Uma carta de agradecimento a Jean Gailhac – carta 1

Posted Novembro 12, 2021

5 Warren Avenue

                                                                                                         Tarrytown, Nova Iorque

                                                                                                          27 de Maio de 2021

Uma carta de agradecimento a Jean Gailhac – carta 1

Meu querido e Venerável Pai,

Quero contar-vos a história de como finalmente vos conheci.

A minha primeira recordação de si foi quando tinha treze anos e cheguei a Tarrytown como caloira da Academia. A sua fotografia – a de um jovem padre francês na casa dos quarenta – parecia estar pendurada em todo o lado! Lemos Gailhac de Beziers de Helene Magaret, um livro que conheci ainda melhor no noviciado enquanto ensaiávamos cenas do livro para produções improvisadas para preencher o nosso “tempo livre” às quartas-feiras. No entanto, não posso dizer que tiveram qualquer influência na minha decisão de entrar para os Religiosos do Sagrado Coração de Maria. Diariamente, em comum com as minhas irmãs, rezei a oração pela vossa beatificação, mas para ser sincera, as vossas cartas deixaram-me indiferente.

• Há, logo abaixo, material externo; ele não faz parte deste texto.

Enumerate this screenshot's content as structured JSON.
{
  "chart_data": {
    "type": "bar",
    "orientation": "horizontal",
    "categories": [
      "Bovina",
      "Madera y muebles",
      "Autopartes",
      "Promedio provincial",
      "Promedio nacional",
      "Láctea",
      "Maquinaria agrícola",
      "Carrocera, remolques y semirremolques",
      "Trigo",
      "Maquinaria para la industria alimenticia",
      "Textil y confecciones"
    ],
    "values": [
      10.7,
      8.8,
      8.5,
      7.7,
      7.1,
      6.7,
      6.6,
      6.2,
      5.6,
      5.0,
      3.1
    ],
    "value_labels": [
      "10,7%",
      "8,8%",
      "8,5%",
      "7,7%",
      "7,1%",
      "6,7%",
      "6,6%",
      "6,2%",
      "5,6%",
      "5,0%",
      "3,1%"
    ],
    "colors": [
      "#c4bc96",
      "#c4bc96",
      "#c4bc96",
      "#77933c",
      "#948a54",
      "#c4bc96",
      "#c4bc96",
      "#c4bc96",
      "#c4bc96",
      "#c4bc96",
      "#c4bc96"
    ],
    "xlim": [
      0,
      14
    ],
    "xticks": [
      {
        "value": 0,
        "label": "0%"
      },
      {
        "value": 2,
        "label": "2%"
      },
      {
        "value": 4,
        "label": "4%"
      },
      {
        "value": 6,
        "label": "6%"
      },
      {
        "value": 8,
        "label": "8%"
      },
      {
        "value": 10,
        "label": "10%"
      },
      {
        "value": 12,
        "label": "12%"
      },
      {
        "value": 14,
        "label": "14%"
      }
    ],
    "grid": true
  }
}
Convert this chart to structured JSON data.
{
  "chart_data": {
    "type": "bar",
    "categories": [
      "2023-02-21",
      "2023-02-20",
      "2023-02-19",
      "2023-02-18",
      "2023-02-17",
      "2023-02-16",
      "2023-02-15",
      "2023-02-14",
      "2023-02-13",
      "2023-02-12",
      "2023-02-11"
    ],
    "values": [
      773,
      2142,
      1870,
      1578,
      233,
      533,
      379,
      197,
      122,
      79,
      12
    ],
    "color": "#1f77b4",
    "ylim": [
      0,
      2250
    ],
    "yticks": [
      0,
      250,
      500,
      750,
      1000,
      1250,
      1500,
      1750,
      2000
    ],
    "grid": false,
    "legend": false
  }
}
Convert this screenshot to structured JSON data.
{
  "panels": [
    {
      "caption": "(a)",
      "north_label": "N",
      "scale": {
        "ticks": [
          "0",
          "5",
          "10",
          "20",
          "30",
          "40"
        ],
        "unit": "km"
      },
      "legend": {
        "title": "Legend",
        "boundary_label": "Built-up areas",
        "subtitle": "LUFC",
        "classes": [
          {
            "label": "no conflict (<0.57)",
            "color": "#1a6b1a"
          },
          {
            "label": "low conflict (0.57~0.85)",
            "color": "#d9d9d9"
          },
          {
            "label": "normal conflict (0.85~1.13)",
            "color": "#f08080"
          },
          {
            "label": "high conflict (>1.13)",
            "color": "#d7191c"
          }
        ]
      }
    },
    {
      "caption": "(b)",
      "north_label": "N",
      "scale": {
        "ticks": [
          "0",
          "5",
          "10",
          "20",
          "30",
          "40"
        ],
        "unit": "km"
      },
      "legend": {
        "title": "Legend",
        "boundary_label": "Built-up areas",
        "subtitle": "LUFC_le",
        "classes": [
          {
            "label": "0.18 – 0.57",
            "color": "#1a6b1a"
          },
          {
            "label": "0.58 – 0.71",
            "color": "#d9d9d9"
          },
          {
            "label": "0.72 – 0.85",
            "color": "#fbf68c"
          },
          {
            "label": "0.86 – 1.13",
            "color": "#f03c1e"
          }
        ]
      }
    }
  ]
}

Depois do Vaticano II, quando todas as congregações religiosas foram convidadas a regressar ao espírito dos seus fundadores, comecei a ter conhecimento do trabalho de uma Comissão Internacional de Fontes RSHM que estava a estudar as vossas cartas com muito cuidado. Os conhecimentos dos membros desta Comissão foram inestimáveis, ao reformularmos as nossas Constituições, pois “o espírito de Gailhac”, O SEU ESPÍRITO, tornou-se agora a pedra angular que guia a nossa compreensão da missão e da comunidade.

Em 1982, fui convidada a colaborar com outros sobre uma história de quatro volumes do Instituto. Lembro-me de estar muito entusiasmada com o projecto, especialmente porque o núcleo desta história seria as três primeiras superioras gerais – M. St. Jean Cure Pellissier (1849-1869), M. Ste. Croix Vidal (1869-1878), e M. St. Felix Maymard (1878-1905). Claro que estaria presente nos textos como Fundador da nossa congregação, mas esta história deveria ser escrita a partir da perspectiva das mulheres que lideraram durante as suas décadas de fundação. Durante os primeiros oito anos do projecto, os meus olhos estavam fixos em M. Ste. Croix Vidal. Para mim, ela foi a personagem central no segundo volume da história.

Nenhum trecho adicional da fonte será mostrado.